Knowing this doesn’t assume that life is meaningless and events are all random, rather our need for some certainty or fairness from life just doesn’t fit with how things work. Knowing this allows us to not feel so shocked and devastated when life doesn’t go our way, no matter how deserving of it we may feel.

We are faced with the humbling reality that we actually don’t really know how it works and neither does anyone else. (Be wary of anyone who claims with certainty they do.) This invites us to embrace the mystery and make peace with our inability to have it all worked out. Life is actually unfathomable and rather inheritably unfair and we may just have to leave it at that.

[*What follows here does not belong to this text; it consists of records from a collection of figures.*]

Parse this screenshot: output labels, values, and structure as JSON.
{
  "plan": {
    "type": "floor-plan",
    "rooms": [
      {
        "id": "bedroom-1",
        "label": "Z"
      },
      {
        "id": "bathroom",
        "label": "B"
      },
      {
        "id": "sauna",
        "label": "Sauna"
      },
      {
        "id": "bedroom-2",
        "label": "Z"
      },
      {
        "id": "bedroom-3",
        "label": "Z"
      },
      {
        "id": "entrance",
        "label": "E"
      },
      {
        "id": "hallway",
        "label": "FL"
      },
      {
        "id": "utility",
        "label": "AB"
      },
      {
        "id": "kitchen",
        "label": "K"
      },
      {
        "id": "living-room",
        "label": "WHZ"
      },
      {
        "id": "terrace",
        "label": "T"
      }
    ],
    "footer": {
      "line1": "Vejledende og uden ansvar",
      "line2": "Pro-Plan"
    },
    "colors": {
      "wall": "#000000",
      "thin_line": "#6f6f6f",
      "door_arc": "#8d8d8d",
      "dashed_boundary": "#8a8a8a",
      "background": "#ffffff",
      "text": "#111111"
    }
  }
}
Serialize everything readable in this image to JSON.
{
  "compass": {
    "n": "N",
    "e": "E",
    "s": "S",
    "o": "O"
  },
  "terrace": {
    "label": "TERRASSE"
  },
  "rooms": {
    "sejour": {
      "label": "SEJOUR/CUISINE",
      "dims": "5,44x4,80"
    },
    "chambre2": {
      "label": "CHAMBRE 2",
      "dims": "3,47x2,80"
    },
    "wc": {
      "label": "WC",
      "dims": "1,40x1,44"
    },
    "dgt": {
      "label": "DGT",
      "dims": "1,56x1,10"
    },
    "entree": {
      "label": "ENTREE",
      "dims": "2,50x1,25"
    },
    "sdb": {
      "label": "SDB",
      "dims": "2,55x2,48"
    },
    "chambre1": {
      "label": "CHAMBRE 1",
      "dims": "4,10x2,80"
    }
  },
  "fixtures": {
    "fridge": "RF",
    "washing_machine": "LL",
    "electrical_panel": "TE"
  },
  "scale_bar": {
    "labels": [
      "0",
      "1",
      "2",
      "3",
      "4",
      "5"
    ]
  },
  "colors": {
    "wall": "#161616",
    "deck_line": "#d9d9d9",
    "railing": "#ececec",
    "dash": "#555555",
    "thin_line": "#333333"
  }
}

From here we start to be able to live life on life’s terms, not ours. We live in how things are, rather how we expect them to be. It also anchors us more deeply in the present, as often grappling with life’s unfairness occurs around the processing of what was, rather than what is; what happened, rather than what’s happening.

In my experience this is not easy. That need to make our own tacit rules, to set up some  laws of life and rules that follow some kind of order, runs very deep within us. The utter uncertainty of life and its unpredictable twists and turns threatens our ego’s need for control and security. “Relax, nothing is under control”, is easier said than done. Yet as we come back to the simple act of acceptance this can give us a certain kind of peace. Acceptance of not knowing isn’t capitulation or defeat. Rather just questioning the legitimacy that somehow we have a right to know everything or the vanity and narcissism that this is even somehow its’ possible. As we no longer command the tides of  life, we really start be at home with our life. So we can look at our lives like the night sky littered with stars. As we gaze in awe above we just surrender to the fact its beauty, mystery and depth is just unfathomable and that’s ok.